Iedereen die in de Efteling is geweest kent ongetwijfeld het Sprookjesbos. Dit beboste parkgedeelte (Het Marerijk) maakt al onderdeel uit van het park sinds het ontstaan ervan. De allereerste sprookjes, ontworpen door Anton Pieck en Peter Reijnders, openden op 13 mei 1952. Ze vormden de basis voor het succes dat de Efteling sindsdien kent. Alle sprookjes (of scenes eruit) worden uitgebeeld in een tafereeltje in openlucht. Dit gebeurt aan de hand van animatronics, projecties, beelden of fonteinen. Door de luidsprekers klinkt het volledige sprookje. In deze “In de kijker: het Efteling sprookjesbos”, nemen we dit speciale gebied onder de loep. De komende woensdagen wordt er een sprookje toegelicht.
Klein duimpje (1998):
Klein duimpje, klein duimpje, ha, daar is hij, tussen de laarzen van de grote reus.
Verhaal:
Klein Duimpje leefde samen met zijn ouders en 6 broers in een klein huisje. Toen hij werd geboren was hij net zo groot als de duim van zijn vader, daarom werd hij vaak ‘Klein Duimpje’ genoemd. Omdat de ouders het niet zo breed hadden besloten ze om hun kroost achter te laten in het grote donkere bos. Eenmaal achtergelaten zwierven de 7 broers door het bos. Plots kwamen ze bij een huisje. Ze klopten snel aan in de hoop dat ze wat eten zouden krijgen van de inwonenden om hun honger te stillen. Wat bleek, in het huisje woonde geen vredige mensen maar wel een reus die verzot was op de smaak van jonge kinderen. De vrouw van de reus opende de deur.

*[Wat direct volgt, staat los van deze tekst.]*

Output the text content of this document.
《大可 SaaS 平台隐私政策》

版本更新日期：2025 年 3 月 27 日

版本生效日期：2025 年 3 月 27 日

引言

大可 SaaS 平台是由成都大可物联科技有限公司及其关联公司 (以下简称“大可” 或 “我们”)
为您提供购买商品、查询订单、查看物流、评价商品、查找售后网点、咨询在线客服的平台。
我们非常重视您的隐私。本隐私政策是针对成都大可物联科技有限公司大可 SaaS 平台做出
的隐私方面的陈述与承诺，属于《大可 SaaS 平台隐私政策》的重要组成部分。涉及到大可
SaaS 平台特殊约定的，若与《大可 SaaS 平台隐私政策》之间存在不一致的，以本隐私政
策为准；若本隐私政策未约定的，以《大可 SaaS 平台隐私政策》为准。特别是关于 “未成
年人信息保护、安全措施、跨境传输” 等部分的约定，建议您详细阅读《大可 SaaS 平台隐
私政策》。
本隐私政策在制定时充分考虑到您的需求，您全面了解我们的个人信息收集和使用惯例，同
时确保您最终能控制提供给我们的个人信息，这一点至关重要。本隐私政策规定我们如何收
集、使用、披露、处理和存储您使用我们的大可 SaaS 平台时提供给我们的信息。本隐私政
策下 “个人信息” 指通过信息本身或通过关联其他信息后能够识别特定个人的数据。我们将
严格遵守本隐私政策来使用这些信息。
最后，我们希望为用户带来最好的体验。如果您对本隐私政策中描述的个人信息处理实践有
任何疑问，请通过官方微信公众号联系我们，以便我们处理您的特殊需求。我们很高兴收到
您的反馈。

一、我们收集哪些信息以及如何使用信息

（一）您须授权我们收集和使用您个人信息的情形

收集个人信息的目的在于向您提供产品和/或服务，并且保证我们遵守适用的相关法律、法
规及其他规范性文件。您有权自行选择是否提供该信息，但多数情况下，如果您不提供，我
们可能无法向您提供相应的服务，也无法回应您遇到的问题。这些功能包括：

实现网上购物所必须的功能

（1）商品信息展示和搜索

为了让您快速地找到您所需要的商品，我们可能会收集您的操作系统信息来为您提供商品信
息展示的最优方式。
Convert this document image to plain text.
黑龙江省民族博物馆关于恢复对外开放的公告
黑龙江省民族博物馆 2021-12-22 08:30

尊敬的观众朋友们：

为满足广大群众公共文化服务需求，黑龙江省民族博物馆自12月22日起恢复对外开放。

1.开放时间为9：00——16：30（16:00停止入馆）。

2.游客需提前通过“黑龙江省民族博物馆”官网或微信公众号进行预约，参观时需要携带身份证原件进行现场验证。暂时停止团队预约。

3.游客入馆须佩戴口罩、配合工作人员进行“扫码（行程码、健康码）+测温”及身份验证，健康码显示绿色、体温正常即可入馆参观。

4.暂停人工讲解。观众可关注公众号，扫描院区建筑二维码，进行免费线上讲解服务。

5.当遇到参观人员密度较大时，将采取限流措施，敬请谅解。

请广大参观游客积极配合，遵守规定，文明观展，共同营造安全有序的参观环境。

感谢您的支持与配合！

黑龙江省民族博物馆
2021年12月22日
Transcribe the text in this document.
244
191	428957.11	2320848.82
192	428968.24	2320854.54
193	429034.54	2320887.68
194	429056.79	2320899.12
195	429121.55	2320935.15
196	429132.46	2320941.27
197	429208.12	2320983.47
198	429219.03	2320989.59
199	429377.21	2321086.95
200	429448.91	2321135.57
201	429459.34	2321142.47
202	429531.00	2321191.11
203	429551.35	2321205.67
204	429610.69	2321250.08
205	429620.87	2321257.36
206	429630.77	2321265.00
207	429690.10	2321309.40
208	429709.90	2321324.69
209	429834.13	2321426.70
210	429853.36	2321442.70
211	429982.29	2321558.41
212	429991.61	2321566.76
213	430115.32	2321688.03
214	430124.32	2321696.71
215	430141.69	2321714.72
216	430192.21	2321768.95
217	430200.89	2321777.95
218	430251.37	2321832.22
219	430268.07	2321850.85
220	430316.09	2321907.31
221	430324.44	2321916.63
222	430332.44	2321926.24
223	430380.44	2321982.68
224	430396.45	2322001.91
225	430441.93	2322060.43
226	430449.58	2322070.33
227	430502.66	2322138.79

Omdat ze wist dat haar man ze vast en zeker zou opeten, verstopte ze de kinderen onmiddellijk, onder het bed. Maar het mocht niet baten, toen de reus thuiskwam, rook hij de kinderen direct en beval zijn vrouw om ze klaar te maken als middagmaal.
Maar eerst moeten de jongens vetgemest worden, ze kregen een waar feestmaal. Toen hun buikjes vol zaten werden ze naar bed gestuurd. Ze deelden de kamer met de zeven lelijke dochtertjes van de reus.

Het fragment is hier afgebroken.